In this case, on the basis of the weight of twenty-one packages, the positive identification of six of the packages as marijuana, and the similarity of the packages, the evidence was sufficient for the jury to infer that more than eight ounces of marijuana was possessed by defendant. The trial court did not err in refusing to dismiss the charge and did not err in refusing the requested instruction which would have restricted the amount of marijuana possessed to the six packages tested.Improper Comment
The defendant claims that the assistant district attorney improperly called defendant a "punk" during his summation at the assault trial. He also claims that he objected to this characterization and moved for a mistrial. The closing arguments were not recorded.

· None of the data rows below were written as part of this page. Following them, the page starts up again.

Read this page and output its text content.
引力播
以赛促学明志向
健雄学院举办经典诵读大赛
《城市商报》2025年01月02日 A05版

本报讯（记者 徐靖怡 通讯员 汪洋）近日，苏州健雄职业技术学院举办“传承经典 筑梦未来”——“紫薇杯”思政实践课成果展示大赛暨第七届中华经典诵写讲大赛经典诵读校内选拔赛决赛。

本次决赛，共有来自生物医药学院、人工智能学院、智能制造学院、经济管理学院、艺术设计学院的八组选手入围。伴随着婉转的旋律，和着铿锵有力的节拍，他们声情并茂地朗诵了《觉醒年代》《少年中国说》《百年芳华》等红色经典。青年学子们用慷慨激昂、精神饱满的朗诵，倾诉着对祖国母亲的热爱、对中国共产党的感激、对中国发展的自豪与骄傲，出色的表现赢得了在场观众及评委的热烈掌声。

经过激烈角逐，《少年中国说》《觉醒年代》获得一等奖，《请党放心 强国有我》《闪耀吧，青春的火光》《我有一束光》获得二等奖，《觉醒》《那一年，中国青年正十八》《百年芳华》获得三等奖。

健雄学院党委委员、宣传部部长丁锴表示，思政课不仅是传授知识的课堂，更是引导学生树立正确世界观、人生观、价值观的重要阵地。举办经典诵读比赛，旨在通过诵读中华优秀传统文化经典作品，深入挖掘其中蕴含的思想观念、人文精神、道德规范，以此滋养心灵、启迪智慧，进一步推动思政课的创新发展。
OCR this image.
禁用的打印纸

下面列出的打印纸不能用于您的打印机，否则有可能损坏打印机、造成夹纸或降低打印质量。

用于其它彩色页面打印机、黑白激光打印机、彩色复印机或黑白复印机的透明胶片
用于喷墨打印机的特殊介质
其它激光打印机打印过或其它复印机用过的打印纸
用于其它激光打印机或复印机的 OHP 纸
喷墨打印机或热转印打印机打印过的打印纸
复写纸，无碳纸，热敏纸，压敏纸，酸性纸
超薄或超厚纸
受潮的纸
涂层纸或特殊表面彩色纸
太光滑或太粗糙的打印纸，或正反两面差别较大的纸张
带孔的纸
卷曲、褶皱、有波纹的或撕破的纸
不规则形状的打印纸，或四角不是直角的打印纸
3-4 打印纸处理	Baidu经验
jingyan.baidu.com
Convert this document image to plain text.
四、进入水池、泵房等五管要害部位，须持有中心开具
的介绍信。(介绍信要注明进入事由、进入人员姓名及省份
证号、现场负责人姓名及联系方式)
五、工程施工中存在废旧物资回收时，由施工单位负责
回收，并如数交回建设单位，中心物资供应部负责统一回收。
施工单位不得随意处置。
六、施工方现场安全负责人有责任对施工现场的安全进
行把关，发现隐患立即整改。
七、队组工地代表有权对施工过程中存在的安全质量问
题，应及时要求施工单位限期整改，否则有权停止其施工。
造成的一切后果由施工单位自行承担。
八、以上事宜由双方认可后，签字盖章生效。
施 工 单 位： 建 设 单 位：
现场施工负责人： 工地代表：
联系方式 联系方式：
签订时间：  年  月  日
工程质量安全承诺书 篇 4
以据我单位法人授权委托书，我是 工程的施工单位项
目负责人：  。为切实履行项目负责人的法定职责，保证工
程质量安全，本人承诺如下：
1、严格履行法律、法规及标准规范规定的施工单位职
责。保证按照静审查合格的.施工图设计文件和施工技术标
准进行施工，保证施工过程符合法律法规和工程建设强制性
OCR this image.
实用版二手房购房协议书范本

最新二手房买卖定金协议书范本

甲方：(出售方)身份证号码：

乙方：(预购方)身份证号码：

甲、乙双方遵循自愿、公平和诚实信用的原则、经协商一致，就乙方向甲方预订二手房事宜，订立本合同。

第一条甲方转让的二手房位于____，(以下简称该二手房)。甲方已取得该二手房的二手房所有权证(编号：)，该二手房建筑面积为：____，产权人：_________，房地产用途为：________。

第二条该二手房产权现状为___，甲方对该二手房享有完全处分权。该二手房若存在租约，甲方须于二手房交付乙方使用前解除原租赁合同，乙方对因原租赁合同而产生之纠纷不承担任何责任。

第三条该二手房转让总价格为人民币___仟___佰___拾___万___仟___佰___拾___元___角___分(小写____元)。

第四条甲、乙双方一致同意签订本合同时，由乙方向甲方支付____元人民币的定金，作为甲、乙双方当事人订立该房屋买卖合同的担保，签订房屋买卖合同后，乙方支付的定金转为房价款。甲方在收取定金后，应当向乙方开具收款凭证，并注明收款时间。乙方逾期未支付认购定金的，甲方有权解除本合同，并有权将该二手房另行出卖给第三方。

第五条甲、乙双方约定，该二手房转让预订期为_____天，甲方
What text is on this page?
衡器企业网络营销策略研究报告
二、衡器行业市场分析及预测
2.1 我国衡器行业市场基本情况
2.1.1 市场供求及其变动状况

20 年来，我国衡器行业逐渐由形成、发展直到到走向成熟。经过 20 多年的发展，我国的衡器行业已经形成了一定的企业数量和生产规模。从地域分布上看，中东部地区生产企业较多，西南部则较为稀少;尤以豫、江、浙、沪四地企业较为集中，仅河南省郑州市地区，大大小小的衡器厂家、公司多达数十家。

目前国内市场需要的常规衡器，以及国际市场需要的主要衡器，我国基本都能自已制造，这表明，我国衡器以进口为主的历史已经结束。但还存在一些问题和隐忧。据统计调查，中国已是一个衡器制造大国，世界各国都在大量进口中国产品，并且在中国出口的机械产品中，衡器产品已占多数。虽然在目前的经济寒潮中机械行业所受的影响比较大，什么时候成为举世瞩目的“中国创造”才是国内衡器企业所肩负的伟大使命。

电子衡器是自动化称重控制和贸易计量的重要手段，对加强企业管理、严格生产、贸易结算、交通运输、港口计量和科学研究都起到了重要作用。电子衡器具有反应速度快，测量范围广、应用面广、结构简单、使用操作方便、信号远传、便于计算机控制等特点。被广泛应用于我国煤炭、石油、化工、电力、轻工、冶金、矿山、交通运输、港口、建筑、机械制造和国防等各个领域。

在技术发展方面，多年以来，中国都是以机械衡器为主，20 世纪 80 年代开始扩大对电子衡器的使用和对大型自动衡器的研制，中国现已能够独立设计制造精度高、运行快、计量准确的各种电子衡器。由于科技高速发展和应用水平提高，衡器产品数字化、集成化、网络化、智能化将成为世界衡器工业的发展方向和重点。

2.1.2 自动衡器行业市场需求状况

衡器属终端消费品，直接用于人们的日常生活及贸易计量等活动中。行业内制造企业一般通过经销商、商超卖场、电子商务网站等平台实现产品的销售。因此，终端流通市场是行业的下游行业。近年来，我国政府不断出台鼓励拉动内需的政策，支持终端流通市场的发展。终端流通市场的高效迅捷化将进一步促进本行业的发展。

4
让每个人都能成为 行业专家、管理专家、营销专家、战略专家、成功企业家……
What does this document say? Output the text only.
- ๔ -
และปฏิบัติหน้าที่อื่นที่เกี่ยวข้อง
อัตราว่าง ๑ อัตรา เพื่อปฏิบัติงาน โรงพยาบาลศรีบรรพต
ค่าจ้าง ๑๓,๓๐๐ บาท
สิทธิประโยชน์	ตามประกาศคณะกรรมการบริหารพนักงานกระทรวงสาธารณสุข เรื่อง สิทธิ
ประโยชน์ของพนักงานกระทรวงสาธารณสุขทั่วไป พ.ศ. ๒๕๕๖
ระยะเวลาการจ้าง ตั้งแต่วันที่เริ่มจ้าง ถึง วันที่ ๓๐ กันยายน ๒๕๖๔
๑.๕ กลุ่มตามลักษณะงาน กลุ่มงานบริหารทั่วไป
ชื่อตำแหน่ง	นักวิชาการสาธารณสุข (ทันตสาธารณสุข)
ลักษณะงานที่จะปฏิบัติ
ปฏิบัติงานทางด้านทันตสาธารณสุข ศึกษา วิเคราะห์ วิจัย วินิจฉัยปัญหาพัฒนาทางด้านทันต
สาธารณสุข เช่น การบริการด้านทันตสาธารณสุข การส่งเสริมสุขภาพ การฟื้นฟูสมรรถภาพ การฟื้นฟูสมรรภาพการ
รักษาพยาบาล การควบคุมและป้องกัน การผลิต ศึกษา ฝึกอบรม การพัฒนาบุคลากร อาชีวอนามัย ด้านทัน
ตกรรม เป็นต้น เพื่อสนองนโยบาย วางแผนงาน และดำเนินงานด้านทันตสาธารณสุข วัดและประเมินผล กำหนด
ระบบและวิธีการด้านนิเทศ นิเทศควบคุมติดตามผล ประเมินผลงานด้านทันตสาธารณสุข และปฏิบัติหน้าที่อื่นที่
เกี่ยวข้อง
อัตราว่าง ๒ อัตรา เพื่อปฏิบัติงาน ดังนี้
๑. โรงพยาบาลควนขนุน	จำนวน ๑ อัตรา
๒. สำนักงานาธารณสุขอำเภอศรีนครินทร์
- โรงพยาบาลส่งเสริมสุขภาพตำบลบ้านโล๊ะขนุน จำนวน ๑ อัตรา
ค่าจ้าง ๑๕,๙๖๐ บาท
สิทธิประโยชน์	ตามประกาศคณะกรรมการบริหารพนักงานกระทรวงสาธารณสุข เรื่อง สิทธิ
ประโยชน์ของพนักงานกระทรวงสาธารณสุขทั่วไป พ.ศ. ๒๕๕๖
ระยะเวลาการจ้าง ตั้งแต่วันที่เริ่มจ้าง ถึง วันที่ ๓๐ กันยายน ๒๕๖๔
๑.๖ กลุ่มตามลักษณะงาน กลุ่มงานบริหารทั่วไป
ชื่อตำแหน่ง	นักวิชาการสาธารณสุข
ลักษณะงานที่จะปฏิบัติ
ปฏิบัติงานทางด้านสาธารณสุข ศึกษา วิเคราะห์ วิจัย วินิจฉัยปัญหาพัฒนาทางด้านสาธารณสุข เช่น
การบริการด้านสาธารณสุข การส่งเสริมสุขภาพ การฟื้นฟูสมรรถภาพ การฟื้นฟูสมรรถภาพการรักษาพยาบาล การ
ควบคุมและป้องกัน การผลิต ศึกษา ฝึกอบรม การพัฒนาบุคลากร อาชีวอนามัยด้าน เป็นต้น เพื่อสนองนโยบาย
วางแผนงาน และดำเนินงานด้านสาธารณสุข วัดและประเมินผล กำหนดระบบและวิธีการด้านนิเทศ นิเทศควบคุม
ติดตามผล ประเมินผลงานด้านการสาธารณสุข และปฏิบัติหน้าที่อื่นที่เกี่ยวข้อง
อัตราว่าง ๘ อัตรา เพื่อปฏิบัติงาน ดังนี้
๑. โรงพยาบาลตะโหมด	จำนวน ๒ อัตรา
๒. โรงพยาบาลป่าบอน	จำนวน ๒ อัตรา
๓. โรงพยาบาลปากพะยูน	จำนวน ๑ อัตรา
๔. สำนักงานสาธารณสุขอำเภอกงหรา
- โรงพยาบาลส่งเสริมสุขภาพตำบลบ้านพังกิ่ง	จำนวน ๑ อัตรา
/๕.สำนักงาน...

One answer is that the only record support for this claim is defendant's statement. The trial court neither agreed nor disagreed, but remarked that defendant's statement would be made part of the record. Thus, the record is ambiguous. With this ambiguity as to what occurred, we cannot hold the trial court erred in failing to grant a mistrial on the basis of remarks allegedly made by the prosecutor. State v. Jamerson, 85 N.M. 799, 518 P.2d 779 (Ct.App. 1974).
A second answer is that cross-examination of defendant established prior convictions for petty theft, possession of stolen property and possession of marijuana. In the light of this evidence, the reference to "punk," if it occurred, was a comment on the evidence not amounting to reversible error. See State v. Anaya, 79 N.M. 43, 439 P.2d 561 (Ct.App. 1968).Lesser Included Offense
The defendant requested that the jury be instructed upon the lesser included offense of assault on a police officer. The entire defense was based upon alibi. There was no evidence in the State's case tending to reduce the offense. Therefore, the instruction was properly denied. See State v. Saiz, 84 N.M. 191, 500 P.2d 1314 (Ct.App. 1972).
The judgments and sentences are affirmed.
It is so ordered.
WOOD, C.J., and HERNANDEZ, J., concur.